For the physical system, the authors solve the time‑dependent Schrödinger equation for a hydrogen atom in a linearly polarized laser field with wavelength 1064 nm, peak intensity 10¹³ W/cm², and a sin² envelope spanning 60 optical cycles. The wavefunction ψ(r,t) is obtained via a time‑dependent generalized pseudospectral method, and the induced dipole in the length gauge d_L(t) is computed. The power spectrum of d_L(t) shows only odd harmonics, as expected from parity symmetry, but the detailed substructure of each harmonic is not evident from a simple Fourier transform.

Applying the conventional TF methods, the authors observe that the Gabor and Morlet transforms produce broadened harmonic lines and artificial interference patterns, while the Wigner‑Ville distribution reveals spurious inter‑harmonic signals that violate parity. These artifacts obscure subtle physical effects such as near‑resonant absorption and AC Stark shifts.

When SST is applied, the TF representation becomes sharply resolved. In the vicinity of the ninth harmonic (H9), SST reveals a distinct line at 8.756 ω₀, corresponding precisely to the 1s→2p transition energy (ΔE = ½(1−1/2²) in atomic units). As the laser intensity rises, this line shifts to 8.700 ω₀, reflecting the AC Stark effect that lifts and splits the 2p sublevels. The authors corroborate these shifts with Floquet calculations of the dressed‑state energies for 1s→2s, 1s→2p_x, 1s→2p_z, and 1s→2p_y transitions, confirming that only the 1s→2p_z transition is allowed under the chosen z‑polarization (selection rules). Moreover, SST detects a weak line at 10.38 ω₀, attributable to the 1s→3p transition, which is barely visible in the other TF representations. At the end of the pulse, SST still resolves residual lines at 8.756 ω₀, 10.377 ω₀, and 12.07 ω₀, the latter possibly arising from higher‑order state superpositions.
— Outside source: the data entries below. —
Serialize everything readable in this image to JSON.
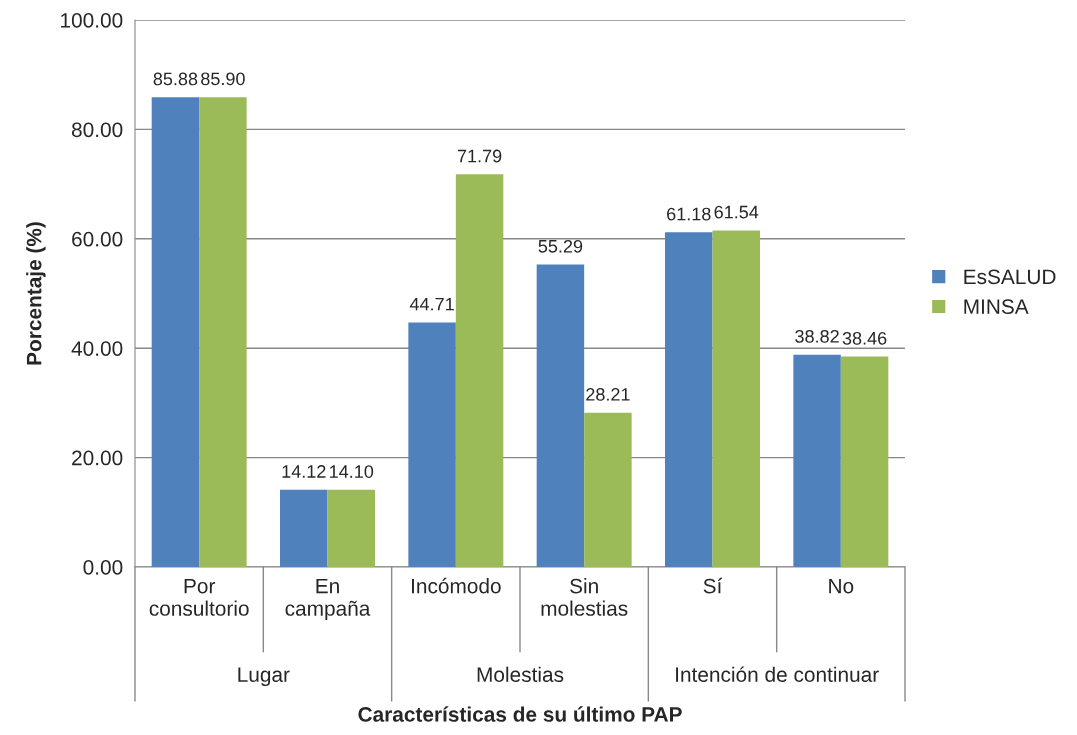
{
  "chart_data": {
    "type": "bar",
    "xlabel": "Características de su último PAP",
    "ylabel": "Porcentaje (%)",
    "categories": [
      "Por\nconsultorio",
      "En\ncampaña",
      "Incómodo",
      "Sin\nmolestias",
      "Sí",
      "No"
    ],
    "annotations": [
      "Lugar",
      "Molestias",
      "Intención de continuar"
    ],
    "series": [
      {
        "name": "EsSALUD",
        "color": "#4f81bd",
        "values": [
          85.88,
          14.12,
          44.71,
          55.29,
          61.18,
          38.82
        ],
        "value_labels": [
          "85.88",
          "14.12",
          "44.71",
          "55.29",
          "61.18",
          "38.82"
        ]
      },
      {
        "name": "MINSA",
        "color": "#9bbb59",
        "values": [
          85.9,
          14.1,
          71.79,
          28.21,
          61.54,
          38.46
        ],
        "value_labels": [
          "85.90",
          "14.10",
          "71.79",
          "28.21",
          "61.54",
          "38.46"
        ]
      }
    ],
    "ylim": [
      0,
      100
    ],
    "yticks": [
      {
        "value": 0,
        "label": "0.00"
      },
      {
        "value": 20,
        "label": "20.00"
      },
      {
        "value": 40,
        "label": "40.00"
      },
      {
        "value": 60,
        "label": "60.00"
      },
      {
        "value": 80,
        "label": "80.00"
      },
      {
        "value": 100,
        "label": "100.00"
      }
    ],
    "grid": "y",
    "legend": "right"
  }
}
The study demonstrates that SST eliminates the intrinsic blurring of linear TF methods, provides superior frequency resolution, and faithfully captures quantum‑mechanical phenomena such as selection rules, AC Stark shifts, and high‑order harmonic generation. By directly revealing instantaneous frequencies of the induced dipole, SST offers a powerful diagnostic tool for strong‑field physics, attosecond spectroscopy, and potentially for other quantum dynamical contexts like nuclear magnetic resonance or ultrafast chemical reactions. The authors anticipate that SST will stimulate further research into the detailed optical processes governing light‑matter interaction at the quantum level.